Bag

  • In Memory of Elizabeth How, Salem 1692
  • Autumn/Winter 2007
  • Gold- and silver-plated metal, leather, snakeskin and silver bird’s claw

This bag was made for a collection that drew inspiration from the Salem Witchcraft Trials of 1692. The collection was named after one of McQueen’s distant relatives who was burned at the stake, accused of practising witchcraft.

The bag alludes to the extreme piety and superstition associated with this episode in colonial American history. On the one hand, the bag conveys a Puritanical aesthetic on account of its austere decoration – a plain gilded surface with a sombre leather strap and pendant featuring a silver bird’s claw. On the other, it also possesses a Catholic quality. Both the bag’s shape and gilded metallic surface recall precious objects made for the church; most notably the hand-held gilt censers attached to chains and used by priests to spread incense during Mass.

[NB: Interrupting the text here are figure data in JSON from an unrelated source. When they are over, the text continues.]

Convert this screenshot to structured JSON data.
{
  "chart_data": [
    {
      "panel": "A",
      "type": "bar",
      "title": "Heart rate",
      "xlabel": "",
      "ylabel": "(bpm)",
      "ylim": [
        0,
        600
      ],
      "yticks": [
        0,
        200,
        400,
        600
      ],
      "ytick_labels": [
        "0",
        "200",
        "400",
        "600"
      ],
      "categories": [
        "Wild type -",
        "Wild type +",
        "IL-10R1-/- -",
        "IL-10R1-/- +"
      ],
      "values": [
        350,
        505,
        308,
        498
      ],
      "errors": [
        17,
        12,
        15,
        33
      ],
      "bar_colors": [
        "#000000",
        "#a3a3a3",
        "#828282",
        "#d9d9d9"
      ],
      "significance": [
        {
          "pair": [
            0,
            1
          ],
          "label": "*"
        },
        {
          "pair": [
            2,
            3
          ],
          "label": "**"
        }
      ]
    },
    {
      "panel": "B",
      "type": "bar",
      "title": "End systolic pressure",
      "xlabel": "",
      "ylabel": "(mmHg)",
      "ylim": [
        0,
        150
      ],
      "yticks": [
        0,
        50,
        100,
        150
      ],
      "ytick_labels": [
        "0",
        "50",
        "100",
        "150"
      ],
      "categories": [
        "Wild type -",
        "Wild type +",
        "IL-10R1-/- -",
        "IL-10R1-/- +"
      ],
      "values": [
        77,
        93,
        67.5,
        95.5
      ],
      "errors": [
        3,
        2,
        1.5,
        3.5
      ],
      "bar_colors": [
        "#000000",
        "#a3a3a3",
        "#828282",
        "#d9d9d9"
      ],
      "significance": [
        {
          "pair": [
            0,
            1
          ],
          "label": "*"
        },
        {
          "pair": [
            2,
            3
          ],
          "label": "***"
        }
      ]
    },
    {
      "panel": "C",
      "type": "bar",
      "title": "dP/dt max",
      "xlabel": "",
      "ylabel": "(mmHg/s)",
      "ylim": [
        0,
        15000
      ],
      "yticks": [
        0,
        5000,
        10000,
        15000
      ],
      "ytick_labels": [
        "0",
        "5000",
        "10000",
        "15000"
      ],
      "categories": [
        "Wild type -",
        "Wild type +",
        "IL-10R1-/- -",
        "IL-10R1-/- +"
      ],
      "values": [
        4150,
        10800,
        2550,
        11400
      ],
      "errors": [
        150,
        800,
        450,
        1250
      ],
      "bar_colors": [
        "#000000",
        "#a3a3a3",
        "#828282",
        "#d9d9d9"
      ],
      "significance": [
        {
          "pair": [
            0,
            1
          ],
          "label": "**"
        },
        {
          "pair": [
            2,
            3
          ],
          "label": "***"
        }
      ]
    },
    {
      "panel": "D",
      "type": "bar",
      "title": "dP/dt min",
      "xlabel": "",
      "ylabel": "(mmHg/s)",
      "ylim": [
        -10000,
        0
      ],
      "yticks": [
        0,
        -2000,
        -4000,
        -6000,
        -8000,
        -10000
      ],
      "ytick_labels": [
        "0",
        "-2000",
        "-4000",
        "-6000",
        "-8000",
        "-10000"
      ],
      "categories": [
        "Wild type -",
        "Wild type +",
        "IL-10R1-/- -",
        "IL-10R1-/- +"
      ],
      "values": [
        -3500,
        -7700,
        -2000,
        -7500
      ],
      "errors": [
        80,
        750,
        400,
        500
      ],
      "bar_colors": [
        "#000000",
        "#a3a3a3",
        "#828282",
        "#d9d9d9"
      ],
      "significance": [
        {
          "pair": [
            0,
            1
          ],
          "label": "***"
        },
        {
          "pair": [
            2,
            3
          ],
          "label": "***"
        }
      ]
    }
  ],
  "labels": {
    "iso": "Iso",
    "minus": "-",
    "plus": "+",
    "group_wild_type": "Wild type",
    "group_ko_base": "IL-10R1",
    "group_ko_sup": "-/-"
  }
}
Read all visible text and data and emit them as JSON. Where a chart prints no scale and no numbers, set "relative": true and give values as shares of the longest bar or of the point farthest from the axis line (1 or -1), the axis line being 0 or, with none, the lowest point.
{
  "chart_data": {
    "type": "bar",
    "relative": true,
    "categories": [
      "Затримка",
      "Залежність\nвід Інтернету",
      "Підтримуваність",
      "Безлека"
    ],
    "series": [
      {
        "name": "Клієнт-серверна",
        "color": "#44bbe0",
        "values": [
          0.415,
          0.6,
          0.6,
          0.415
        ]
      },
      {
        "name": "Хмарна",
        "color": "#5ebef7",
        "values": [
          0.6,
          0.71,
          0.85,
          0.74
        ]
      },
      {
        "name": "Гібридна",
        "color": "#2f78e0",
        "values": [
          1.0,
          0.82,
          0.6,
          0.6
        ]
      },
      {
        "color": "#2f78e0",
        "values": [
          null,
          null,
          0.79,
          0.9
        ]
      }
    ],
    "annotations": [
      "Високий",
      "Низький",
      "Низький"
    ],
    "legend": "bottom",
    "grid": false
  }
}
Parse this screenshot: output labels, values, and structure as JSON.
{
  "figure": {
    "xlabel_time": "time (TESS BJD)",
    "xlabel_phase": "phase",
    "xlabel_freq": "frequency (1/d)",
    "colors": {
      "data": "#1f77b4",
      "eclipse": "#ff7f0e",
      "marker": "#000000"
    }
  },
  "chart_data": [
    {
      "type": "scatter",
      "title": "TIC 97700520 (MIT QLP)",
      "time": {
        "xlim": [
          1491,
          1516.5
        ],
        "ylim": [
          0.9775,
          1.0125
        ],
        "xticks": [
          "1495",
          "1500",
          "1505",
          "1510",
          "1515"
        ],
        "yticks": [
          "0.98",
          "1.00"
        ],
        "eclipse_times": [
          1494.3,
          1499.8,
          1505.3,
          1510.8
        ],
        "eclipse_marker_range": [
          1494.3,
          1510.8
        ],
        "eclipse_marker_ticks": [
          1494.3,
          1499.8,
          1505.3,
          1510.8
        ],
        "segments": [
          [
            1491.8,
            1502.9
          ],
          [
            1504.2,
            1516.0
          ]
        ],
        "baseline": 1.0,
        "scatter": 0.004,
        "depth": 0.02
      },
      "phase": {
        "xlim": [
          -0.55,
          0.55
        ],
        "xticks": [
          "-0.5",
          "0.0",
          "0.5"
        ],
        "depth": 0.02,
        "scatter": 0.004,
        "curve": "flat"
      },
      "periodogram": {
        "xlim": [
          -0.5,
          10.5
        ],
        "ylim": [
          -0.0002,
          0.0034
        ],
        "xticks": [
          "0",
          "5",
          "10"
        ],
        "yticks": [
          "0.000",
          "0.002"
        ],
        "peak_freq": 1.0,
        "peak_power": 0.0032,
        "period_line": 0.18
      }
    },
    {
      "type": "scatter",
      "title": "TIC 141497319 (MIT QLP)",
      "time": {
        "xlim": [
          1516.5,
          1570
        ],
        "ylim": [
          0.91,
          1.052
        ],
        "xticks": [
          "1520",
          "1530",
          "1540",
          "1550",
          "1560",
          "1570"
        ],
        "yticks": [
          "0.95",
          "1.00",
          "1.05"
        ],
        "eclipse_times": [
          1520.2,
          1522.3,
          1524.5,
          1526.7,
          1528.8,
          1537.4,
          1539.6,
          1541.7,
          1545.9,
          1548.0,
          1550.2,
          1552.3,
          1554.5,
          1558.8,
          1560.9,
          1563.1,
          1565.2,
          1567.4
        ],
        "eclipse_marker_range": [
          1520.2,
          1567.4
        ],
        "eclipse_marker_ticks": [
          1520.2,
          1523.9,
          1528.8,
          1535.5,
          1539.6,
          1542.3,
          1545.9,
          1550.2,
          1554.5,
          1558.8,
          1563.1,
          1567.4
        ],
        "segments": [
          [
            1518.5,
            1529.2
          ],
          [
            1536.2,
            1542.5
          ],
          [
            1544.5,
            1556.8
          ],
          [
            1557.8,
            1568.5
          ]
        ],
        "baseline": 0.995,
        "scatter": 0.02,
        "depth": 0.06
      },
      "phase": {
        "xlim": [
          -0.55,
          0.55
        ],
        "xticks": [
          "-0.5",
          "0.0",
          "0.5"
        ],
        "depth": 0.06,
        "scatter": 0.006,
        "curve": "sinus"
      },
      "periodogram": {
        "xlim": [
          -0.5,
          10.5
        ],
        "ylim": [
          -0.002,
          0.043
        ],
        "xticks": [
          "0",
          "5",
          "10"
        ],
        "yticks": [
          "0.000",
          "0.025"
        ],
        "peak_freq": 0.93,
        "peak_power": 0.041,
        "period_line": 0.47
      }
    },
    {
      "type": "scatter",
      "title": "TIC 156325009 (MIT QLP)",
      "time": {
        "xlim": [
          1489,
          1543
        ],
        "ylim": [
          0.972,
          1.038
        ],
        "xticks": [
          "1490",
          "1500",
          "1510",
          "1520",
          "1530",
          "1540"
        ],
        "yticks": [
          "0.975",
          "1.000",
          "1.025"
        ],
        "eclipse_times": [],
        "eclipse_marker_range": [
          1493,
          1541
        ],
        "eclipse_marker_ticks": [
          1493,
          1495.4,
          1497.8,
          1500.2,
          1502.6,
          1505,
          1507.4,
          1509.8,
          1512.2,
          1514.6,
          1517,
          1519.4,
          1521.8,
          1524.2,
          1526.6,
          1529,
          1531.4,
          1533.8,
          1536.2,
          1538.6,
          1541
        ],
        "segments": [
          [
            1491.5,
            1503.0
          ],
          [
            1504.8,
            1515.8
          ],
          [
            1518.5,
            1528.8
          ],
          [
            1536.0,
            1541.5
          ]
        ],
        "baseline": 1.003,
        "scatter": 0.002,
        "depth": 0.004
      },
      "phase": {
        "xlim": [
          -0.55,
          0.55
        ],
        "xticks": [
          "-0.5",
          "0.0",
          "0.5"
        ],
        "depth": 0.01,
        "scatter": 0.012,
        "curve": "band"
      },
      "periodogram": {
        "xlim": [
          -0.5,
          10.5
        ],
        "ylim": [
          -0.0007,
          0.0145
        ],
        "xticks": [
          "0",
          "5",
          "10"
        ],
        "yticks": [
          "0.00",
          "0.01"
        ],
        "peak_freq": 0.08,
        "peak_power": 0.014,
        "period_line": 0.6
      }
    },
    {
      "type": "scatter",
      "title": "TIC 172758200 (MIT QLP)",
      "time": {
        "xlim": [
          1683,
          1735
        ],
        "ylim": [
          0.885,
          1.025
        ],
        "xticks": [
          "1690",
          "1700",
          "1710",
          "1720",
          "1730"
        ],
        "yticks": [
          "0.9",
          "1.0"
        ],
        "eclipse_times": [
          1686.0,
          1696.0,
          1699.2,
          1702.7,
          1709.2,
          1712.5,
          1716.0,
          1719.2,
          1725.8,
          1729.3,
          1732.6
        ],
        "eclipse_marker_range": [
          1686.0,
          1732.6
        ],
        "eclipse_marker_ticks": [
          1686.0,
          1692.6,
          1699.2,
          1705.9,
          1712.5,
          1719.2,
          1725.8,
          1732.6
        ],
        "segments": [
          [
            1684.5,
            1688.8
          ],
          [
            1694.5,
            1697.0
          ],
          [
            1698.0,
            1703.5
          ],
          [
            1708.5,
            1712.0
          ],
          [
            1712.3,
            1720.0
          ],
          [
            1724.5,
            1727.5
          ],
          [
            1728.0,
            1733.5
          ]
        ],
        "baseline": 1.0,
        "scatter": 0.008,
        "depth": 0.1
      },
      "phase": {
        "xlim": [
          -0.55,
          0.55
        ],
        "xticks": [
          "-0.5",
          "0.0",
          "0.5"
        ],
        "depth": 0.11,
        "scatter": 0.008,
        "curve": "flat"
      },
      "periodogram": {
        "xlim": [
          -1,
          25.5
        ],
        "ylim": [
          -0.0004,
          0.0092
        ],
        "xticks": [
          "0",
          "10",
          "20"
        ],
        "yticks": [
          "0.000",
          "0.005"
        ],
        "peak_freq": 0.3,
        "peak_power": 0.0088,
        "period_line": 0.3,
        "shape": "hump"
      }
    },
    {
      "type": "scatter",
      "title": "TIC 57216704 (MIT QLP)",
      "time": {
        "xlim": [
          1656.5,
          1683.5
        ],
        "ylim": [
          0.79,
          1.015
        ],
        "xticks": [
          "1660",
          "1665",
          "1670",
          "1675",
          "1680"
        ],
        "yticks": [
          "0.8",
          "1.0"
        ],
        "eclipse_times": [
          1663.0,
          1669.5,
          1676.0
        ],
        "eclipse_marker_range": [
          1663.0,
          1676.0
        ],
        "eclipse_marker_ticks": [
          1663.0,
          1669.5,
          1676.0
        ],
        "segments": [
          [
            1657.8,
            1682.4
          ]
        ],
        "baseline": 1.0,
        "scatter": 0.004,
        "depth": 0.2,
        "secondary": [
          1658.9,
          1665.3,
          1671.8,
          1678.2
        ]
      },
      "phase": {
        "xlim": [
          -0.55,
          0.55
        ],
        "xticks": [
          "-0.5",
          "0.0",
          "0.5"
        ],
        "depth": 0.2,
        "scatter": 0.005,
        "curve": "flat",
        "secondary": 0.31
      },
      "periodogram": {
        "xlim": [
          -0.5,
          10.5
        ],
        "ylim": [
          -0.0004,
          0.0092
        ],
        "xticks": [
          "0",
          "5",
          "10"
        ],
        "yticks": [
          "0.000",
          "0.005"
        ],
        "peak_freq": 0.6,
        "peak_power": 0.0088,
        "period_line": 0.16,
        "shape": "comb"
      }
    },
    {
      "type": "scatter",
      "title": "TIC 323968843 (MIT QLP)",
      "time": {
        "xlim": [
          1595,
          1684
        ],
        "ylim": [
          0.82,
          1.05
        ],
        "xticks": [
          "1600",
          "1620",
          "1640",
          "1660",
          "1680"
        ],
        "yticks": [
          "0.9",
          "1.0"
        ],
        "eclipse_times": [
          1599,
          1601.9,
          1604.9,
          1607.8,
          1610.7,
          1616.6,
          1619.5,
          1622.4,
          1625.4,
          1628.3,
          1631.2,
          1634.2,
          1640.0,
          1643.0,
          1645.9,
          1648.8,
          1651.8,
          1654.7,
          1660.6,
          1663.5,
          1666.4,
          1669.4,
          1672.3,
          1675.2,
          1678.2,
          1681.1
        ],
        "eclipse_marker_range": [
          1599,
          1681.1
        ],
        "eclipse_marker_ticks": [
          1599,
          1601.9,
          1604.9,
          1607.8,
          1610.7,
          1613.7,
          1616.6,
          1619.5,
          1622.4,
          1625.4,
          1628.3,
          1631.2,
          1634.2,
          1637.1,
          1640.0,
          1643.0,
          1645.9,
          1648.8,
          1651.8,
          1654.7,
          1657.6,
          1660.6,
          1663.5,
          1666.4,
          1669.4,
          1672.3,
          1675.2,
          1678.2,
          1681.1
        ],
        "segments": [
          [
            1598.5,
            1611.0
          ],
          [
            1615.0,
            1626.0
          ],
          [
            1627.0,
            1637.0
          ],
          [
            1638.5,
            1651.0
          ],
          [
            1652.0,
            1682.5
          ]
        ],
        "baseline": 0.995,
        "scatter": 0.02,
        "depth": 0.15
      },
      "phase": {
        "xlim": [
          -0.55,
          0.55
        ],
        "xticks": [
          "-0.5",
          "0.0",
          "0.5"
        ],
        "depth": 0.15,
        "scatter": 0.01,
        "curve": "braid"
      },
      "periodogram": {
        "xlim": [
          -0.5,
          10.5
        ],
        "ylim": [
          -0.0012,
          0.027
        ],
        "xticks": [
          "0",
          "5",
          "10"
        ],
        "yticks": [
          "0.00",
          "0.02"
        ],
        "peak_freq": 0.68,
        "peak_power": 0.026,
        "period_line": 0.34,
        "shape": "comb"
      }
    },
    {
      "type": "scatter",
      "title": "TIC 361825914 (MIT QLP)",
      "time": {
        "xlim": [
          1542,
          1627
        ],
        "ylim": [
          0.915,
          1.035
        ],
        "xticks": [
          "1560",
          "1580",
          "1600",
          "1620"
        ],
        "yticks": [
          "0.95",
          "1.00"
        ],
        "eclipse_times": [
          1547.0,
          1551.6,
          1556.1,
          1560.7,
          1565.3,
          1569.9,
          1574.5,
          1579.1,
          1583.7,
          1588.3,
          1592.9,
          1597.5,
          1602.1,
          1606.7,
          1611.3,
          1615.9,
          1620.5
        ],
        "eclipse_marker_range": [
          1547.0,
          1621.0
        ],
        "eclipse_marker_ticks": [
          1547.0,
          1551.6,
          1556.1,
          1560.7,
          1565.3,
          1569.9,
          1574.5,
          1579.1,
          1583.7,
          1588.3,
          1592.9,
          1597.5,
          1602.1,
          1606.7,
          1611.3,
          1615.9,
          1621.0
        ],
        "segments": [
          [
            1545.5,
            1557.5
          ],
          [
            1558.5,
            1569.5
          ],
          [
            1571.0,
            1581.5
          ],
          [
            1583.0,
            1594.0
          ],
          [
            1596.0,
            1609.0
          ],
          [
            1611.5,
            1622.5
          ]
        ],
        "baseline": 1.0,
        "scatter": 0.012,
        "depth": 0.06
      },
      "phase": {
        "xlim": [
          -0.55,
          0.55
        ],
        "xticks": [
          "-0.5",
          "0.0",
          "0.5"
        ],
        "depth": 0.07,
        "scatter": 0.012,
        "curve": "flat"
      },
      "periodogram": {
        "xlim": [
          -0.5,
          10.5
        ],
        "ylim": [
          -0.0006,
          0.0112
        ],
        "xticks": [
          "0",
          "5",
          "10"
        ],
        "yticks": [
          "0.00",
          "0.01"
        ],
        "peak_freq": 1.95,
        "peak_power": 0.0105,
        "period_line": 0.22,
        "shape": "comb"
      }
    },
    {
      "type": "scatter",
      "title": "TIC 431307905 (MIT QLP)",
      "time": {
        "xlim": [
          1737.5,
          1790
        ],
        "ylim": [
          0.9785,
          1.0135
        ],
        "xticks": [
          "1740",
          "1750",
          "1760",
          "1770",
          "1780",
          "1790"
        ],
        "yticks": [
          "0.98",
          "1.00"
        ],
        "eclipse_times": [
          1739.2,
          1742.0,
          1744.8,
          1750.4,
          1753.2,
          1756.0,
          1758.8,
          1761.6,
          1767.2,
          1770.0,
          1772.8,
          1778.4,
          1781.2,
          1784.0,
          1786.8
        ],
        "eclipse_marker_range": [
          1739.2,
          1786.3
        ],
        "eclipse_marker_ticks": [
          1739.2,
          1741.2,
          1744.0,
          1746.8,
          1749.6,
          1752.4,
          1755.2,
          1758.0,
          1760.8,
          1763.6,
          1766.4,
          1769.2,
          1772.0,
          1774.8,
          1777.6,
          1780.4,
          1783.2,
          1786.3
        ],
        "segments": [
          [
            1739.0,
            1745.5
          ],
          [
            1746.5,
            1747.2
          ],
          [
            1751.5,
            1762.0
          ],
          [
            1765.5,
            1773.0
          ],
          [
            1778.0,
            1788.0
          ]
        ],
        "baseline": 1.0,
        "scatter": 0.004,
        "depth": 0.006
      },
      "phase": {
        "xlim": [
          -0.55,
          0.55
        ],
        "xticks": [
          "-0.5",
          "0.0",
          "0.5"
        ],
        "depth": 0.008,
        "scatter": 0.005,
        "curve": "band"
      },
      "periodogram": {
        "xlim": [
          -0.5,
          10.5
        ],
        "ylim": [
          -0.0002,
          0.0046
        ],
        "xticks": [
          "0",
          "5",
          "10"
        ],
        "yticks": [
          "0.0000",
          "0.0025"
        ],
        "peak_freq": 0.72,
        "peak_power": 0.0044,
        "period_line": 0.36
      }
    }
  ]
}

While the inclusion of a silver bird’s claw is suggestive of the talismans that were used to ward off evil spirits, this decorative motif also alludes to witchcraft and the superstitions that prevailed in the seventeenth century.

Precedents for McQueen’s use of bird claws as adornment include his 1992 MA graduation collection, Jack the Ripper Stalks his Victims and What A Merry Go Round, Autumn/Winter 2001.